Jesse Larson walked around his niece Angela Two Stars' artwork "Okciyapi (Help Each Other)" in the Minneapolis Sculpture Garden Saturday, waving a giant bundle of sage. Its cleansing smoke wafted through the air as her artwork was officially unveiled.
Jessica Glidden, an Ojibwe from Bois Forte and an Indian educator in Hopkins public schools, was close to tears as she looked on.
"As Native Americans, we struggle with visibility," she said. "Just the presence, that we are still here, that we are not a people of the past, who are often romanticized. It is just nice to be honored in this way and be given space on our ancestral lands."

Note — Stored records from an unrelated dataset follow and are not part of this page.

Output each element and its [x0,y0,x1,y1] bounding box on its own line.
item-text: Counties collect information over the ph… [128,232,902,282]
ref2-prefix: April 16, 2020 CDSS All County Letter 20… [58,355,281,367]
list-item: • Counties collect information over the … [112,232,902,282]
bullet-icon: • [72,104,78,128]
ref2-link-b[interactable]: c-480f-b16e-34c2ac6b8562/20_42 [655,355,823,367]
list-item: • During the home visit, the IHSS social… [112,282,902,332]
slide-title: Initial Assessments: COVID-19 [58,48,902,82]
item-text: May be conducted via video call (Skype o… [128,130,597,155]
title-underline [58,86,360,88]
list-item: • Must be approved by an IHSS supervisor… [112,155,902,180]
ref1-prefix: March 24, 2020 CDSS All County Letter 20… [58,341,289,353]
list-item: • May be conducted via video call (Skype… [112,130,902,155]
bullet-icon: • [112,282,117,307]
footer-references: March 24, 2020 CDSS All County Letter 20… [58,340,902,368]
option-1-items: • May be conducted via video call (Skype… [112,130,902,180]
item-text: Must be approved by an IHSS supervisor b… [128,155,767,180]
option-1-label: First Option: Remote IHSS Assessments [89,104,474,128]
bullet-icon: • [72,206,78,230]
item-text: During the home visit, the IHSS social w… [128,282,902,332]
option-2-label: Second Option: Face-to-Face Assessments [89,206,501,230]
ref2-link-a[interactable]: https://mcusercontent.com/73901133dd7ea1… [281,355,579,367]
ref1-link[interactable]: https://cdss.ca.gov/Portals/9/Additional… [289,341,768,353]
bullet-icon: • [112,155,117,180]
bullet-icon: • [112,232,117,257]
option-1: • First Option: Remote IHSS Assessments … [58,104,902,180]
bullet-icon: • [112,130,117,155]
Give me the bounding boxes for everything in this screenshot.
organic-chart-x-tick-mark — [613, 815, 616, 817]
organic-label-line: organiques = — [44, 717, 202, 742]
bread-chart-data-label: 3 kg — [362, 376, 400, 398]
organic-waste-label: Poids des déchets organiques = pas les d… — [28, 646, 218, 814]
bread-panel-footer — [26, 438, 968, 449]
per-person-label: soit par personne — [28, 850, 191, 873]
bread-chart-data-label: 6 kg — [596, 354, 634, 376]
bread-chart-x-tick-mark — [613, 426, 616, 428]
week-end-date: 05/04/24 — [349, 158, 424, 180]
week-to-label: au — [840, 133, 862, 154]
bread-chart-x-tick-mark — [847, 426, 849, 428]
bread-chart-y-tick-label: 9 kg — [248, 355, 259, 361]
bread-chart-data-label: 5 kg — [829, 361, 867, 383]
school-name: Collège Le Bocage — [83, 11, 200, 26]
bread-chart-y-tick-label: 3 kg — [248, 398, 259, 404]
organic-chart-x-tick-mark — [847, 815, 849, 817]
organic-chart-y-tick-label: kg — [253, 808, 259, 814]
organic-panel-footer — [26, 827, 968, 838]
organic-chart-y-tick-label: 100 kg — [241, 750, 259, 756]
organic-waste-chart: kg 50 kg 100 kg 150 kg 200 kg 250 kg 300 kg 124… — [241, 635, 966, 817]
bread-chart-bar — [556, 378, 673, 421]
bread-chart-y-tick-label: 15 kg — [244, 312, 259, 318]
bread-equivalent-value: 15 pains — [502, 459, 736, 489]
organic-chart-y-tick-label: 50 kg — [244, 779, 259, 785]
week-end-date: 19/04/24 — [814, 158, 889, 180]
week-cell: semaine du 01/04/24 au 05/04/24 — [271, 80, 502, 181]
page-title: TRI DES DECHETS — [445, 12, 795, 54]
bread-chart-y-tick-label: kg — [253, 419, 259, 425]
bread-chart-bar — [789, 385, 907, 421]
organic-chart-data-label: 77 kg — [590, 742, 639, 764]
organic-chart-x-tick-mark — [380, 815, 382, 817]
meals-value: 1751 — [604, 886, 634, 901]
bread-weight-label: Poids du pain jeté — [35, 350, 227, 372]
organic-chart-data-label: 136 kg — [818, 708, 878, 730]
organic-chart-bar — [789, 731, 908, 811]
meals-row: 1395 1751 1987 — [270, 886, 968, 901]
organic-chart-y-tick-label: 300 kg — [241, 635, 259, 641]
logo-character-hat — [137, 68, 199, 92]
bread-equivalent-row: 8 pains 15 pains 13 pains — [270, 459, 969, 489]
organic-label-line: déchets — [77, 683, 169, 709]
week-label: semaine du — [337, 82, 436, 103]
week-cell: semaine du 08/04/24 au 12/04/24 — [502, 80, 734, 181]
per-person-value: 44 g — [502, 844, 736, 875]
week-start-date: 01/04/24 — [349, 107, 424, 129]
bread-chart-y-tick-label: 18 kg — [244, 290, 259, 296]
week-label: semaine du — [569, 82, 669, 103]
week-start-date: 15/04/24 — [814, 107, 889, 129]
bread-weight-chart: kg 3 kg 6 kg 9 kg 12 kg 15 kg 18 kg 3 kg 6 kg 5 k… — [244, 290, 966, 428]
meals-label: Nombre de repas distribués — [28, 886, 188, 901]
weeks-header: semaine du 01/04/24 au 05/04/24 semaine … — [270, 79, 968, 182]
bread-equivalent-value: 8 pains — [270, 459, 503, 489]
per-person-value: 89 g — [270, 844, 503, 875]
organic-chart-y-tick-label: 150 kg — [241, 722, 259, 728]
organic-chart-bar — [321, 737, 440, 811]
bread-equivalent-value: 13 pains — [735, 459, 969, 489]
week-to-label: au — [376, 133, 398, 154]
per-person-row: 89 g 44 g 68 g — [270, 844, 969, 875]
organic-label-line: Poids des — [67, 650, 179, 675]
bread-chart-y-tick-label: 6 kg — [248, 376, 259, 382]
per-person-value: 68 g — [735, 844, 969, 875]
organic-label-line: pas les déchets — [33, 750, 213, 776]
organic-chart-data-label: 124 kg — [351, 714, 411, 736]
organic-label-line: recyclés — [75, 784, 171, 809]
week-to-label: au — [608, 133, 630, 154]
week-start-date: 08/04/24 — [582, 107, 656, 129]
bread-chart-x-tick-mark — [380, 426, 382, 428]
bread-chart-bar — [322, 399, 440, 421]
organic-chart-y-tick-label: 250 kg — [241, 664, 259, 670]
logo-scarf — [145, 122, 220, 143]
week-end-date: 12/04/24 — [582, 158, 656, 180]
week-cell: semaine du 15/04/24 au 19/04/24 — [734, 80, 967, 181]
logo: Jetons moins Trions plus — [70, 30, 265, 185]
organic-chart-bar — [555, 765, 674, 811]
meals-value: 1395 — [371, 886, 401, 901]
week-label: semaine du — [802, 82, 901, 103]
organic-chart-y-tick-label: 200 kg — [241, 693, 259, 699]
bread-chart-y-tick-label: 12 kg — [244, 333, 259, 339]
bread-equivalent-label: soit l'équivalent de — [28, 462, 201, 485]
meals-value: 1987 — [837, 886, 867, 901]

Along with Two Stars, a couple hundred people attended the dedication, which was led by Larson and Lakota orator Jerry Dearly.
Also offering speeches were several Dakota speakers who learned the language from Two Stars' grandfather Orsen Bernard, and Walker Art Center Executive Director Mary Ceruti.
"It is no small feat to create a public work of art that can be a site of inspiration, a reflection, and a connection, and I am thrilled to be celebrating such a work today," said Ceruti, after noting the Walker's institutional involvement in Native land dispossession, a factor in the wealth amassed by lumber baron T.B. Walker.
The unveiling marked the next step in a healing process following the emotionally charged 2017 takedown of "Scaffold," a sculpture based in part on the gallows used to hang 38 Dakota men following the U.S.-Dakota War in 1862, the largest mass execution in American history.
After a deluge of protests over the sculpture, the museum apologized, and the piece was removed in a Dakota-led ceremony.